The psalmist comforts us by saying that these pilgrims are blessed on this valleyed journey. Somehow, they even “make it a place of springs.” Surely, this is by God’s grace.

What’s more, in God’s timing He will also “cover it with pools.” On a journey filled with pain, shame, and uncertainty, there is an abundance of joy, freedom, and life.

In a sin-wrought world, there is also transformation.

And in this transformation, these pilgrims will only “go from strength to strength” until they appear before God face to face in heaven. With His support and care for such transient beings as pilgrims, how could it be any other way?

So, be encouraged. As you set your heart on pilgrimage and put your hope on that Better Someone (hint: it’s Jesus), you will see His goodness in the Valley of Baka, over and over.

Like the little sparrow. Seen. Brought in. Safe. Forever.

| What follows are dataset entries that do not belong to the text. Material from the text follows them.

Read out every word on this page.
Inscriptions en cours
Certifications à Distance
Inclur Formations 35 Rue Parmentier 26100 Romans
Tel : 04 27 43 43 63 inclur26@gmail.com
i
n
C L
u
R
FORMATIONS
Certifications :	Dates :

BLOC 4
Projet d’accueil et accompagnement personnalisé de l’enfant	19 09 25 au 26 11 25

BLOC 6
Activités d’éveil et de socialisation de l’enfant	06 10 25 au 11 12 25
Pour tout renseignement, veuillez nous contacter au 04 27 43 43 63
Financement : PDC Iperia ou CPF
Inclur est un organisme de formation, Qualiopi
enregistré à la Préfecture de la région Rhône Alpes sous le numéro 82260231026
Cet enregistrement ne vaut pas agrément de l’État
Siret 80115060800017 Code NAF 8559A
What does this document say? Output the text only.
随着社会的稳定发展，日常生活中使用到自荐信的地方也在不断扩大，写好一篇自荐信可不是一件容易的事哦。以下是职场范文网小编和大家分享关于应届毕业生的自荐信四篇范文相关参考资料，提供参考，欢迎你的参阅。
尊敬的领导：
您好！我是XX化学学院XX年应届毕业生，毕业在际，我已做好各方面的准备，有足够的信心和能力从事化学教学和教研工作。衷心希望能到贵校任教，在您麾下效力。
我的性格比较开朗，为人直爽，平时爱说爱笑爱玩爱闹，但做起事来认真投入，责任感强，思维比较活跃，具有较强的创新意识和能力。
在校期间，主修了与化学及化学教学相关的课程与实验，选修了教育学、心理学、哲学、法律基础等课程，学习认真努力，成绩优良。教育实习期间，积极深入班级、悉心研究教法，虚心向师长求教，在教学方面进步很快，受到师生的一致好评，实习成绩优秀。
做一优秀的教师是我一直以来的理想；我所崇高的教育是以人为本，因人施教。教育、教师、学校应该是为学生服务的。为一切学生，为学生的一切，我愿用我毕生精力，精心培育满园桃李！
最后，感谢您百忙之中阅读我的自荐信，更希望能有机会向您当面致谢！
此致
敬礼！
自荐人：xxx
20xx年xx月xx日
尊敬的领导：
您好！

When have you felt as small as a sparrow? Where have you seen God’s provision for you as a pilgrim on this journey?

About the Author

  • Beautiful words, Keegan. I frequently feel small and overlooked in my struggles by the church, but it’s a great reminder that my focus should stay on God, Who doesn’t overlook me and my struggles. “Blessed are those who mourn, for they shall be comforted.”

  • This blog feels like the long-awaited ORIGIN STORY for our podcast and many of our community’s inside jokes. Love all of this, Keegan. I also enjoy visualizing a sparrow the size of a raven.